WASHINGTON (November 2, 2017) – The American Chemistry Council (ACC) issued the following statement in response to the release of tax reform legislation by House Ways and Means Committee Chairman Kevin Brady (R-Texas).
“We commend Chairman Brady for taking this important step toward modernizing our nation’s tax code. We strongly encourage enactment in the 115th Congress of a fair, simpler and internationally competitive system that promotes American economic growth and new jobs. We look forward to a careful review of the legislation using our guiding principles for tax reform as our yardstick.
“Chemistry is an advanced manufacturing industry and essential to our economy. We provide 811,000 skilled U.S. jobs and account for 14 percent of the nation’s exports. Over 25 percent of U.S. GDP is generated from industries that rely on chemistry, from agriculture and electronics to textiles, vehicles, and energy-efficient materials used in building and construction.
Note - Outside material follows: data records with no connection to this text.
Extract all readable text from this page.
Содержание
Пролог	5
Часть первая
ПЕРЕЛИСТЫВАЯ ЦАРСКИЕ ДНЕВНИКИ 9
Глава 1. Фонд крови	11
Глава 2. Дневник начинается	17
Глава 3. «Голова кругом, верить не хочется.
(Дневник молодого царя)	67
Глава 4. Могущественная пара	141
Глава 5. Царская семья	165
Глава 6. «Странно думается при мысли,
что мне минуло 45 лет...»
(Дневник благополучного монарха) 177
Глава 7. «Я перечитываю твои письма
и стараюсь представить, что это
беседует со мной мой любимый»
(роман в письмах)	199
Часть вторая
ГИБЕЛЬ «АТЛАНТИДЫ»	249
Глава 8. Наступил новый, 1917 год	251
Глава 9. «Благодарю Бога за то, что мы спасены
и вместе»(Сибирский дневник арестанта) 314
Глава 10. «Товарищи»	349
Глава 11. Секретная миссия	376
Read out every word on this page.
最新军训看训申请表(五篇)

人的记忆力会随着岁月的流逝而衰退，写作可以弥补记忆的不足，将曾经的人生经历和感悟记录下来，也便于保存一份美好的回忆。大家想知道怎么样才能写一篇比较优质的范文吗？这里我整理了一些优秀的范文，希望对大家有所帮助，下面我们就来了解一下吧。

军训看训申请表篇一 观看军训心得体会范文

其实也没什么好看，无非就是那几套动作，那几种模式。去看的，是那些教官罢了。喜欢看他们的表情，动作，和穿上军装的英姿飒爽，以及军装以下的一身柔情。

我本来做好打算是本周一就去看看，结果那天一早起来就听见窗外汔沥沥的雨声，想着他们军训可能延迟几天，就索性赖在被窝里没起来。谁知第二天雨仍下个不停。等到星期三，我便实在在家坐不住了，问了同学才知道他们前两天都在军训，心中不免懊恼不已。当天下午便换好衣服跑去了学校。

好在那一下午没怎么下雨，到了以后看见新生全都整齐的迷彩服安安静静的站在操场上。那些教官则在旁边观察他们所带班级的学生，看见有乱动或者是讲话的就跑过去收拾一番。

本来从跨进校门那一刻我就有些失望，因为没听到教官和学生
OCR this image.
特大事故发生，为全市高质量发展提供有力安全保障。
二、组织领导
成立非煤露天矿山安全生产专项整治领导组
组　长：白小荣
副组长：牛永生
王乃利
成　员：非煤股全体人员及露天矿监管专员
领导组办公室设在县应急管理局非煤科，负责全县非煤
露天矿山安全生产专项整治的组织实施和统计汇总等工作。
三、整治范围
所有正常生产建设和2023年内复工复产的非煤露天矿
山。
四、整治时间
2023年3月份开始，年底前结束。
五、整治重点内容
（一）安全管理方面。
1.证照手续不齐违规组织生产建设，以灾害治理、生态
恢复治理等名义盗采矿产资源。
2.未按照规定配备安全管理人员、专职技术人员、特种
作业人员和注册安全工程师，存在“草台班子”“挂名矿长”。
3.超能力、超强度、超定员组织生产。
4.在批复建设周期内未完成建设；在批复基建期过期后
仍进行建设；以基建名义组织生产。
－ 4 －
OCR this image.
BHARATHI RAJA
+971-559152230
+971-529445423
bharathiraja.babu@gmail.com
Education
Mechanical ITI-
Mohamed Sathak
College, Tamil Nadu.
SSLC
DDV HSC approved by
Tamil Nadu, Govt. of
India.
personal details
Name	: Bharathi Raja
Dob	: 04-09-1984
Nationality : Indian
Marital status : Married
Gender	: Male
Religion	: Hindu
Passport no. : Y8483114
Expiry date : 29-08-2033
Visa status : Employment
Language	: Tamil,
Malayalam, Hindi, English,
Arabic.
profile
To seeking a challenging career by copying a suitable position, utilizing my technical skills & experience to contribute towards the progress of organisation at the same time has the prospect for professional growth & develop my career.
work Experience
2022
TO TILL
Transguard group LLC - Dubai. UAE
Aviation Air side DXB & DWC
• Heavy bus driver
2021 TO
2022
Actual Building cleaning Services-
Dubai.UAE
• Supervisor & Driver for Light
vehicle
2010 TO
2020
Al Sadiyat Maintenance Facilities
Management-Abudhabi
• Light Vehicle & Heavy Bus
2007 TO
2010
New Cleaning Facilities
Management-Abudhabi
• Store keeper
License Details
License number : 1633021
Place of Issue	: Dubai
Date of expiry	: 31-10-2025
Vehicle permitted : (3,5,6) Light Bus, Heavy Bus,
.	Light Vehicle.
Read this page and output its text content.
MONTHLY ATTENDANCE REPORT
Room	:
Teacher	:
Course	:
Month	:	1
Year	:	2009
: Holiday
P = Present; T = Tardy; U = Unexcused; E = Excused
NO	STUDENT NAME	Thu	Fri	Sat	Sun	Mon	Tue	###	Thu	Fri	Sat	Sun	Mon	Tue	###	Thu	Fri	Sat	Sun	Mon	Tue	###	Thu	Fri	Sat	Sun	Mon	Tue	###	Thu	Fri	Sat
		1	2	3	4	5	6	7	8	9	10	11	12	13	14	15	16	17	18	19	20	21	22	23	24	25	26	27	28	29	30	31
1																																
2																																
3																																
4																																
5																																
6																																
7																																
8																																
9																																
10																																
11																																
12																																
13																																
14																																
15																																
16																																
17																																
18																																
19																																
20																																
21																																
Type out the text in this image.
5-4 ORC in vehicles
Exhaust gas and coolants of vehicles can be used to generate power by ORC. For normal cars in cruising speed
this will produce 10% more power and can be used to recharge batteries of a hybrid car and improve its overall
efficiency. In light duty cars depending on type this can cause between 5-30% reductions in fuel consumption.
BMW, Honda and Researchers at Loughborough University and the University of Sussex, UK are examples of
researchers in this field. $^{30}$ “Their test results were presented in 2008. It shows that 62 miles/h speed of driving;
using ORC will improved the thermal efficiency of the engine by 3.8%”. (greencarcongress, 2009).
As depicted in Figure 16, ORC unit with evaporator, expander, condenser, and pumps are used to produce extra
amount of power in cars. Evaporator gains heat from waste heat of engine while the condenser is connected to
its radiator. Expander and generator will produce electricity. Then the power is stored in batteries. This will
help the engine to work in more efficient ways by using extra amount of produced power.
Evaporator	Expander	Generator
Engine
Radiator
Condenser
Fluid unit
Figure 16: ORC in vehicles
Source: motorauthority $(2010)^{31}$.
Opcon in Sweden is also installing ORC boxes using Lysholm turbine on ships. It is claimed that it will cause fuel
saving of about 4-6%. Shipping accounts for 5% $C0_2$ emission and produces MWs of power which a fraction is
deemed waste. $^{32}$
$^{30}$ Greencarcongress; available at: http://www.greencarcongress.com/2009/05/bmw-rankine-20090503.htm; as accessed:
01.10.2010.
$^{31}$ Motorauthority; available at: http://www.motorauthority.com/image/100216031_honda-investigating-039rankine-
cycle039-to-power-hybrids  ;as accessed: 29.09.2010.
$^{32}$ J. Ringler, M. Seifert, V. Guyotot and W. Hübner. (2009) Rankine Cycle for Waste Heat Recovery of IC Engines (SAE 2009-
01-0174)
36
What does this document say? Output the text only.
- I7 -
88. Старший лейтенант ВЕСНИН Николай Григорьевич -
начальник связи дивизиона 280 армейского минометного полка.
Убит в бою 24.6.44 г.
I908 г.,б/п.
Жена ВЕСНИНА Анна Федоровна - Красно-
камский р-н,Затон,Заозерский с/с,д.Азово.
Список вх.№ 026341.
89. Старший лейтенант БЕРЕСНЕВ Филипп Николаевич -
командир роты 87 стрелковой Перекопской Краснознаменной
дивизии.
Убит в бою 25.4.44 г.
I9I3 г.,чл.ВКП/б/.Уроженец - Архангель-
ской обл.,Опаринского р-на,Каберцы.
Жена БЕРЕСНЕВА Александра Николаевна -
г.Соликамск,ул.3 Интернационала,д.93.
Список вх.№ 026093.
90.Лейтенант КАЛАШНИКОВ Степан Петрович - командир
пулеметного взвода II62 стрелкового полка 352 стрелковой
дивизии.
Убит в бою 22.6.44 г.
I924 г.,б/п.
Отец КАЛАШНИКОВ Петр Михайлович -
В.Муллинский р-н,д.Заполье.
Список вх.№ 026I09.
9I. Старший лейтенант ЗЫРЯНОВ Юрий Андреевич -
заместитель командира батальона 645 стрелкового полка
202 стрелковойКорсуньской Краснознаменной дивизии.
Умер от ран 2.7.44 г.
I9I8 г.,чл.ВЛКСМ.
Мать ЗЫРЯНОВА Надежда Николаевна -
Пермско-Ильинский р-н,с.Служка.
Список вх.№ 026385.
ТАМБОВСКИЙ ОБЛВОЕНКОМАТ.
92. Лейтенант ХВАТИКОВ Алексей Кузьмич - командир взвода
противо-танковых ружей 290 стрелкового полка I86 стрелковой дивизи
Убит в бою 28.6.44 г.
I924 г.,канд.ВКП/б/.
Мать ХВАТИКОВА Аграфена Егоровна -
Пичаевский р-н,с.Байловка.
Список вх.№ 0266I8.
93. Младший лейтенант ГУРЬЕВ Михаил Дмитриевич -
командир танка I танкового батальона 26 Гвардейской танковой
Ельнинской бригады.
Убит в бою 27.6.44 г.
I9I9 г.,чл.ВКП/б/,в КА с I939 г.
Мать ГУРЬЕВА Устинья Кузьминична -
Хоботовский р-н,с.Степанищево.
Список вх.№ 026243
“Thanks to the development and availability of domestic shale gas – a key source of energy and feedstock for chemical manufacturing – we are in growth mode: Since 2010, chemistry companies have announced $185 billion in new investment to build or expand facilities in the U.S. Fully 62 percent is foreign direct investment. In 2016, the chemical industry accounted for 48 percent of all manufacturing construction spending, outpacing transportation and health care.
“Chemical industry investment will help grow our economy, create jobs and improve living standards, but fully realizing the opportunity will require reliable access to new capital and a more globally competitive tax system. For companies considering further investment, a significant concern is the future of tax provisions that underpin multi-billion dollar investments.
“We believe business tax reform must recognize the importance of American manufacturing and the jobs it creates. We support a substantial rate reduction to reflect rates at least comparable to OECD averages, a competitive territorial system and transition rules that avoid financial dislocation, contraction or reduction in jobs. Reform should produce a more level playing field for U.S. and foreign companies when they invest at home or abroad.
“Since deemed repatriation of historical foreign earnings is included in the reform package, lawmakers must enact a reasonable, bifurcated rate – one with a substantially lower rate for earnings reinvested in plants and equipment than for cash/cash equivalents. We support permanent reform in order to drive sustained economic growth in the 21st century.
“We urge policymakers to take advantage of this once-in-a-generation opportunity to enact comprehensive tax reform. The decisions Congress makes will be critical to ensuring a strong and competitive American manufacturing sector and chemical industry for the long term. We look forward to being a resource and working with lawmakers to develop and enact reform.”